The signal is real in the data. It may also be entirely an artifact of when in the cycle each participant happened to start the intervention. If the trial began in the follicular phase (when HRV trends higher anyway) and you measured outcomes in the next follicular phase, you have measured the cycle, not the intervention. A study that started a week earlier or later would produce a different number.
The naive fix is to "control for sex" by running male-only or female-only cohorts. That isn't a fix. A female cohort still has within-subject cycle variation. Pooling across phases hides it. The honest fix is to condition on phase — record where each measurement sits in the participant's cycle and either stratify the analysis or include phase as a covariate.
Almost no consumer health product does this. The infrastructure for it doesn't exist as a default. Most data pipelines treat the user as a single time series with no phase context, and most product teams do not know which of their findings would survive conditioning.
Why this matters now
Wearables collect billions of physiological measurements a day. They are increasingly used to train models that predict health states, recommend behaviors, and feed clinical decision support. If those models are trained on data that ignores the largest within-subject biological variable affecting half the species, the models will work in the sense of producing predictions, and they will be wrong in ways no validation set will catch — because the validation set shares the same blind spot.
This is not a fairness complaint, though it is also that. It is a correctness complaint. A correlation that does not survive conditioning on cycle phase is not a finding. It is a coincidence between an exposure and a hormonal state.
What honest practice looks like
I am building toward this in Fyll. The minimum bar I hold to:
- Every measurement is timestamped against the user's predicted cycle phase.
- Aggregations across users are stratified or weighted by phase composition, never pooled.
- Within-user trends are compared across the same phase, not across the calendar week.
- Any insight surfaced to the user names the phase the comparison was drawn from.
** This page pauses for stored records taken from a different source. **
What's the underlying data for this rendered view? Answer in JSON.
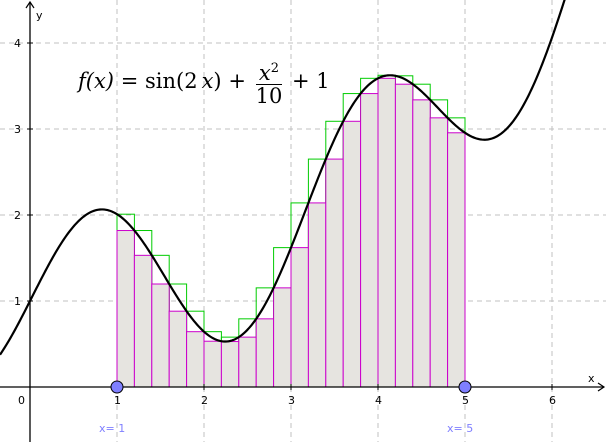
{
  "chart_data": {
    "type": "line",
    "function": {
      "formula": "sin(2x) + x^2/10 + 1",
      "latex_parts": {
        "lhs": "f(x)",
        "eq": "=",
        "sin": "sin(2",
        "var": "x",
        "close": ")",
        "plus": "+",
        "num_var": "x",
        "num_exp": "2",
        "den": "10",
        "tail": "+ 1"
      }
    },
    "xlabel": "x",
    "ylabel": "y",
    "xlim": [
      -0.35,
      6.65
    ],
    "ylim": [
      -0.62,
      4.5
    ],
    "x_ticks": [
      "0",
      "1",
      "2",
      "3",
      "4",
      "5",
      "6"
    ],
    "y_ticks": [
      "1",
      "2",
      "3",
      "4"
    ],
    "grid": true,
    "interval": {
      "a": 1,
      "b": 5,
      "n": 20
    },
    "upper_sum_color": "#00cc00",
    "lower_sum_color": "#cc00cc",
    "bar_fill": "#e6e4e0",
    "curve_color": "#000000",
    "sliders": [
      {
        "label": "x= 1",
        "value": 1
      },
      {
        "label": "x= 5",
        "value": 5
      }
    ],
    "slider_color": "#7f7fff"
  }
}
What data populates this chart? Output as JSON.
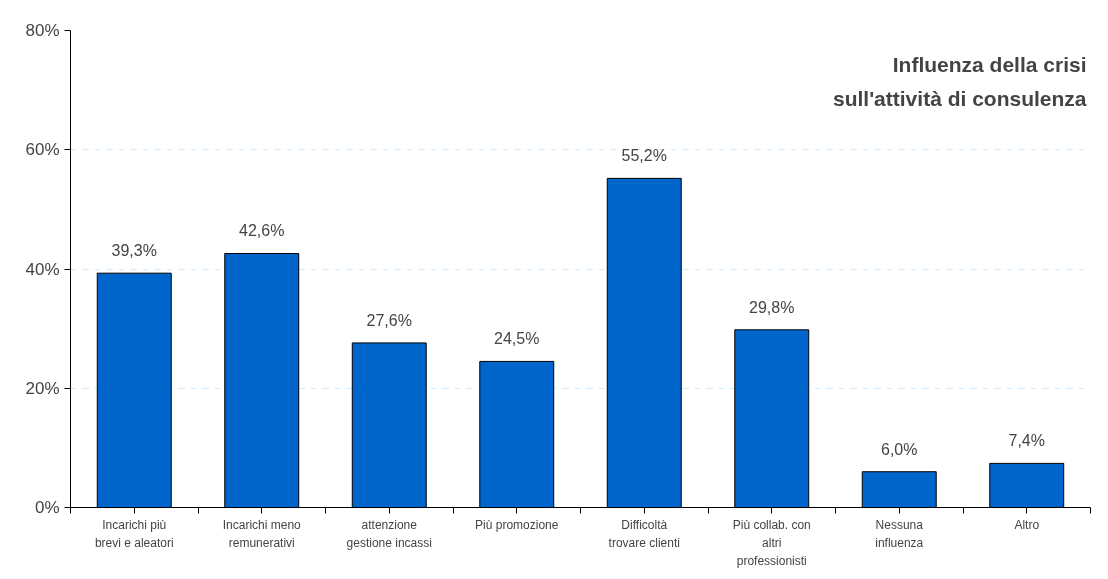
{
  "chart_data": {
    "type": "bar",
    "title": "Influenza della crisi\nsull'attività di consulenza",
    "categories": [
      "Incarichi più\nbrevi e aleatori",
      "Incarichi meno\nremunerativi",
      "attenzione\ngestione incassi",
      "Più promozione",
      "Difficoltà\ntrovare clienti",
      "Più collab. con\naltri\nprofessionisti",
      "Nessuna\ninfluenza",
      "Altro"
    ],
    "values": [
      39.3,
      42.6,
      27.6,
      24.5,
      55.2,
      29.8,
      6.0,
      7.4
    ],
    "value_labels": [
      "39,3%",
      "42,6%",
      "27,6%",
      "24,5%",
      "55,2%",
      "29,8%",
      "6,0%",
      "7,4%"
    ],
    "color": "#0066cc",
    "ylim": [
      0,
      80
    ],
    "yticks": [
      {
        "value": 0,
        "label": "0%"
      },
      {
        "value": 20,
        "label": "20%"
      },
      {
        "value": 40,
        "label": "40%"
      },
      {
        "value": 60,
        "label": "60%"
      },
      {
        "value": 80,
        "label": "80%"
      }
    ],
    "grid": "y"
  }
}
These are not exotic techniques. They are what Pearl would call basic conditioning. They cost more compute, more storage, and a few extra columns in every table. They make the math harder to publish because the sample sizes per phase are smaller. That is the trade. The alternative is a product that confidently tells women things about their bodies that are functions of timing rather than truth.
The wider point
Most consumer health data is collected without recording the largest biological covariate driving its variance. The field has spent fifteen years optimizing devices, models, and dashboards on top of that omission. Some of what has been claimed will hold up under proper conditioning. Much of it will not. Sorting which is which is the work of the next decade.
Conditioning on cycle is the cleanest place to start, because the mechanism is well-understood, the timing is predictable, and the signal is large. Almost everything else in consumer health is harder.